As global offshore windfarm development continues apace, IMCA’s Marine Renewable Energy Committee delivers key safety guidance, writes IMCA technical advisor Andy Goldsmith
This year IMCA celebrates the 10th anniversary of its Marine Renewable Energy Committee (MREC), reflecting on the achievements of both the association and its members, while looking forward to what is still to come as the global reach of the offshore wind industry continues apace.
MREC exists to co-ordinate all Marine Division-related work items associated with the renewable energy sector worldwide – safety being the golden thread running throughout its work.
The committee, formed of vessel operators, contractors at all levels in the supply chain, windfarm developers, regulators: the UK’s Health & Safety Executive (HSE), G+ (the Offshore Wind Health and Safety Association), and relevant trade associations, promoting pertinent experience and best practice from the offshore energy sector.
MREC supports members operating in the offshore wind industry, working closely with them and key peer organisations worldwide to ensure relevant information is shared, while considering the particular challenges and opportunities they face and developing guidance to match.
As an active member of the Industry Collaboration Committee, IMCA’s expertise for all marine matters is recognised by the Committee members, G+, the Global Wind Organisation, Safety On, RenewableUK, Wind Europe and the American Clean Power Association.
“90% of turbine and cable installations in the offshore wind industry are carried out by IMCA members”
Members achievements are legion – indeed 90% of turbine and cable installations in the offshore wind industry are understood to be carried out by IMCA member companies.
Meanwhile, the committee has delivered key guidance to the industry in the form of ‘Guidance on the transfer of personnel to and from offshore vessels and structures’ (M 202); ‘Basic safety training requirements for vessel personnel employed in the offshore renewable energy sector’ (C 018); ‘Research on personal locator beacons’ (M 234); ‘Work to Work (WTW) guidelines’ (M 254); ‘Boat landing standardisation’ (M 232); and ‘an information note: ‘Jones Act Update and the developing offshore wind market in the United States’ tying in with increased activity in US waters.
Initially MREC was set up as a duo of workgroups to consider safety and attitudes to implementing safety guidance under the chairmanship of Alan MacLeay of Subsea 7 (still the man in the hot seat) to focus on the energy transition into renewable energy. It reported to the Marine Division Management Committee and was part of the Europe and Africa Region.

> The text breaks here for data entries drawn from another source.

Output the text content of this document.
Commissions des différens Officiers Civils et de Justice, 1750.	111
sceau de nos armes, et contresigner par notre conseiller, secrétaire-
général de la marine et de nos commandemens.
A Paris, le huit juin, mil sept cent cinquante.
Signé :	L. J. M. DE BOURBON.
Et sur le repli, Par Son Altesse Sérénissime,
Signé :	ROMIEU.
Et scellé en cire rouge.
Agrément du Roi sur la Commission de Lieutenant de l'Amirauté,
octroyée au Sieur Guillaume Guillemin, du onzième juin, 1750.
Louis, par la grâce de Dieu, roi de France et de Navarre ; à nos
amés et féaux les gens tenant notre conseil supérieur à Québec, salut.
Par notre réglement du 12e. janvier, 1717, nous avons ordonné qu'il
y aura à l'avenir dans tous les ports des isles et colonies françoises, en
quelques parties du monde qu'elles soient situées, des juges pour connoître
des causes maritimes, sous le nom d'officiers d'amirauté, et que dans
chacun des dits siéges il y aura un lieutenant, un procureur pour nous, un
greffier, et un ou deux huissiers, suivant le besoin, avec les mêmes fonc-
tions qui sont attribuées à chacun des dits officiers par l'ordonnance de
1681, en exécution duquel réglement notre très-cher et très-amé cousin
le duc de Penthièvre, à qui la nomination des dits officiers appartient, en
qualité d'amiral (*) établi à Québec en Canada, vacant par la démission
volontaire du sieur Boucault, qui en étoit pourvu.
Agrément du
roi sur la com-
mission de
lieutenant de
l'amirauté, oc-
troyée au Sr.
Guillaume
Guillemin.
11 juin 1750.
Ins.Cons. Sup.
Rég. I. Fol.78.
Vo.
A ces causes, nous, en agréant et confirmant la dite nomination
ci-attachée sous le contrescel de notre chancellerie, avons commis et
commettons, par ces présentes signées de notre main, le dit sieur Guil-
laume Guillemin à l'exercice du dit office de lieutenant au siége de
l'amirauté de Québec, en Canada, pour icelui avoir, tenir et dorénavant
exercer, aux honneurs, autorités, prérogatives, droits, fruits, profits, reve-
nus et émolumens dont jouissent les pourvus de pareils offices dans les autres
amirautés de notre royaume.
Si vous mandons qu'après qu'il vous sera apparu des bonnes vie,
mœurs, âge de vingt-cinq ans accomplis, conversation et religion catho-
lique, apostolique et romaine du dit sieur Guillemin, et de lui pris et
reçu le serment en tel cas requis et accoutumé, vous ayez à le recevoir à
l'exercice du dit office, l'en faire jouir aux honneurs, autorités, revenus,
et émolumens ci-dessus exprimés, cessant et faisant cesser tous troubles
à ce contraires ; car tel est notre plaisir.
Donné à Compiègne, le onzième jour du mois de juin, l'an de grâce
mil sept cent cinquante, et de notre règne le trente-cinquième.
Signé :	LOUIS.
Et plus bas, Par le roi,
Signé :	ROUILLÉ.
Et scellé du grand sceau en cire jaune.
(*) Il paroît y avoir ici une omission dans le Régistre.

Before long, the two workgroups combined, becoming a full-blown committee using their expertise to help develop the safety ethos of the industry and use well-established guidelines from the oil and gas industry, drawing on IMCA’s strong library of guidance documents that are adapted and adopted by the new industry.
As Trevor Johnson, the recently retired HM Principal Inspector of Health, Safety, Wind and Marine Energy Team at HSE explained: “Every time we went on board a vessel in the early days they would explain ‘We’re following IMCA guidance’.”
HSE has been responsible for two key wake-up calls for the industry, both pointing out the importance of collaboration. Its leadership meeting held at Bootle in 2015, which resulted in the formation of the Industry Collaboration Committee; and, in 2020, Mr Johnson’s letter expressing concerns over recent incidents which stirred up the industry to press ever-harder on the ‘collaboration pedal’. IMCA’s specially convened webinar, held in November of that year, met with his approval: “I knew I would get a reaction from IMCA,” he said.